With the Orioles trailing Devil Rays starter Wilson Alvarez 2-1, Belle skied a pitch toward the porch behind the right-field scoreboard. What may have seemed like a popup immediately impressed Belle, who went into a jog as the ball fell well back into the standing-room crowd.

The Orioles would never lose the lead but were twice threatened by a halting start by Mussina and an uneven bullpen performance. The Orioles managed leads of 6-3 and 10-5, but still needed to rush closer Mike Timlin into the ninth inning to escape a two-on, one-out jam. Timlin's save was his 15th consecutive over the past two seasons and compensated for earlier problems by Arthur Rhodes and Heathcliff Slocumb.

Timlin, the Orioles' sixth pitcher, secured the final out by striking out Devil Rays center fielder Randy Winn on the game's 353rd pitch with runners at second and third. Winn was the 3-hour, 45-minute marathon's 87th batter.

"It's still hard to make an evaluation of how you're going to play based on one game," said center fielder Brady Anderson, who accounted for the first of four third-inning runs with a bases-empty homer to right. "It's good to win a game. It's just as important as winning a game in September when the pennant race is tight. But it's no more important than the game we have tomorrow."

The Orioles survived because Mike Fetters quelled a sixth-inning threat by retiring Fred McGriff and John Flaherty with the bases loaded. Rhodes followed with two scoreless innings before stumbling at the end of a 58-pitch outing.

The top half of the Orioles lineup feasted. Anderson, Mike Bordick, Clark and Belle combined for nine hits, nine RBIs and 17 total bases.

Belle provided the game's signature. Coming off a silent spring in which he had homered only once in 58 at-bats, he energized a crowd slow to warm to the event.

"Everyone talked about him not hitting home runs in spring training. But the wind was howling down there like I'd never seen before," said Miller. "Today, it didn't matter what the wind was doing."

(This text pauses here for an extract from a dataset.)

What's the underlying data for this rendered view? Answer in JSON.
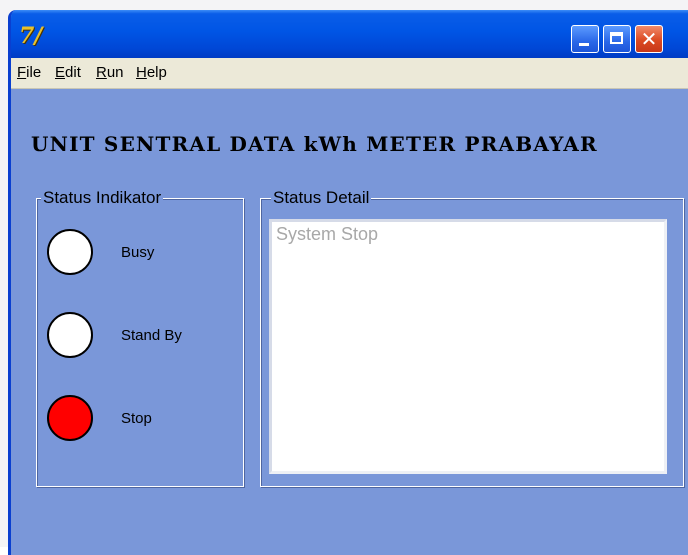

"Spring training is spring training," reminded Clark, a .388 hitter this spring. "It counts for nothing. They don't put those stats on your baseball card."

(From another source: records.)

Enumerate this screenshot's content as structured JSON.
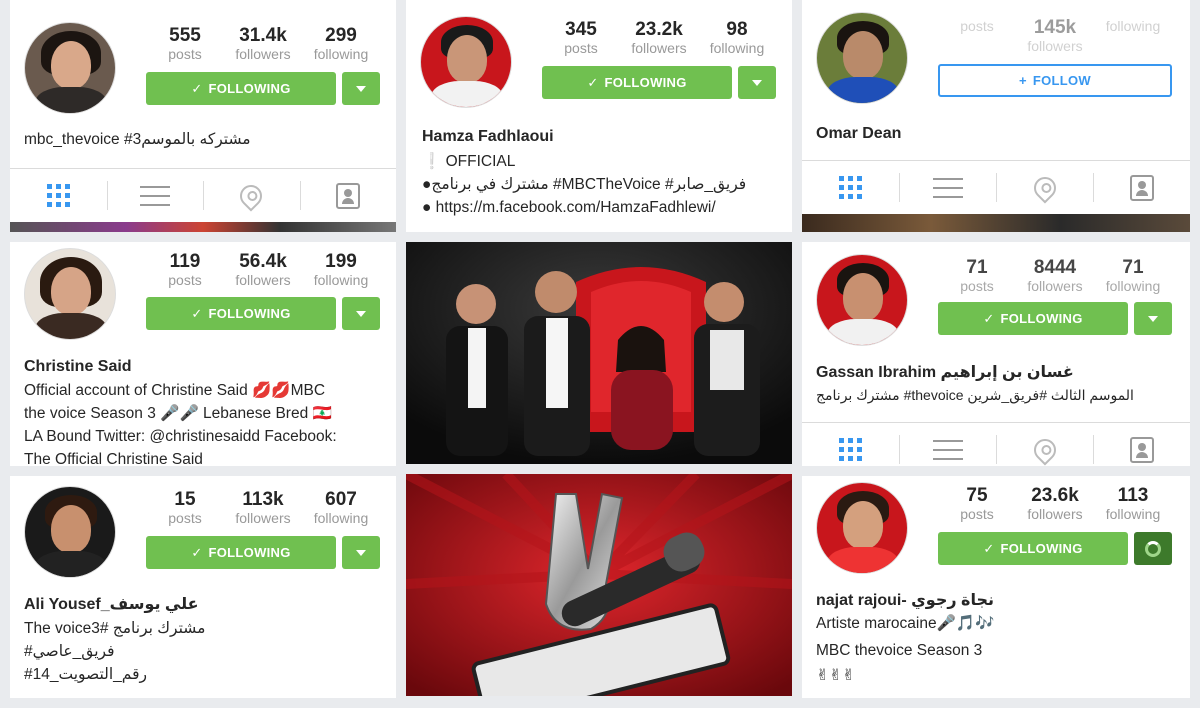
{
  "profiles": [
    {
      "id": "p1",
      "posts": "555",
      "followers": "31.4k",
      "following": "299",
      "posts_label": "posts",
      "followers_label": "followers",
      "following_label": "following",
      "button_label": "FOLLOWING",
      "name": "",
      "bio": [
        "mbc_thevoice #مشتركه بالموسم3"
      ]
    },
    {
      "id": "p2",
      "posts": "345",
      "followers": "23.2k",
      "following": "98",
      "posts_label": "posts",
      "followers_label": "followers",
      "following_label": "following",
      "button_label": "FOLLOWING",
      "name": "Hamza Fadhlaoui",
      "bio": [
        "❕ OFFICIAL",
        "●مشترك في برنامج #MBCTheVoice #فريق_صابر",
        "● https://m.facebook.com/HamzaFadhlewi/"
      ]
    },
    {
      "id": "p3",
      "posts": "",
      "followers": "145k",
      "following": "",
      "posts_label": "posts",
      "followers_label": "followers",
      "following_label": "following",
      "button_label": "FOLLOW",
      "name": "Omar Dean",
      "bio": []
    },
    {
      "id": "p4",
      "posts": "119",
      "followers": "56.4k",
      "following": "199",
      "posts_label": "posts",
      "followers_label": "followers",
      "following_label": "following",
      "button_label": "FOLLOWING",
      "name": "Christine Said",
      "bio": [
        "Official account of Christine Said 💋💋MBC",
        "the voice Season 3 🎤🎤 Lebanese Bred 🇱🇧",
        "LA Bound Twitter: @christinesaidd Facebook:",
        "The Official Christine Said"
      ]
    },
    {
      "id": "p5",
      "posts": "71",
      "followers": "8444",
      "following": "71",
      "posts_label": "posts",
      "followers_label": "followers",
      "following_label": "following",
      "button_label": "FOLLOWING",
      "name": "Gassan Ibrahim غسان بن إبراهيم",
      "bio": [
        "مشترك برنامج #thevoice الموسم الثالث #فريق_شرين"
      ]
    },
    {
      "id": "p6",
      "posts": "15",
      "followers": "113k",
      "following": "607",
      "posts_label": "posts",
      "followers_label": "followers",
      "following_label": "following",
      "button_label": "FOLLOWING",
      "name": "Ali Yousef_علي يوسف",
      "bio": [
        "The voice3# مشترك برنامج",
        "#فريق_عاصي",
        "#رقم_التصويت_14"
      ]
    },
    {
      "id": "p7",
      "posts": "75",
      "followers": "23.6k",
      "following": "113",
      "posts_label": "posts",
      "followers_label": "followers",
      "following_label": "following",
      "button_label": "FOLLOWING",
      "name": "najat rajoui- نجاة رجوي",
      "bio": [
        "Artiste marocaine🎤🎵🎶",
        "MBC thevoice Season 3",
        "✌✌✌"
      ]
    }
  ],
  "colors": {
    "following_green": "#70c050",
    "follow_blue": "#3897f0",
    "coach_red": "#c8161c"
  },
  "icons": {
    "check": "check-icon",
    "plus": "plus-icon",
    "dropdown": "chevron-down-icon",
    "grid": "grid-icon",
    "list": "list-icon",
    "location": "location-pin-icon",
    "tagged": "tagged-user-icon",
    "microphone": "microphone-icon"
  }
}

A standing ovation pulled Belle from the dugout for a curtain call. He was again warmly received when he jogged to his position and briefly waved his glove in acknowledgment.

"He said he caught it pretty good but that he'd hit them better that way," said Clark.

Later, Belle was still moved enough by the moment to make a brief statement. Asked if he had a second, the slugger replied, "No, man. Save the hassle."

The Orioles, who have long toed the border of paranoia concerning injuries, were equally forthcoming about Ripken's condition.

Moments after Ripken was lifted for pinch hitter Willis Otanez, the Orioles announced he had left the game because of "back stiffness." Meanwhile, Ripken's wife, Kelly, left her seat behind home plate to inquire about her husband's condition. The couple left the ballpark in the seventh inning with Kelly driving.

Club officials refused to comment about Ripken's hospital visit.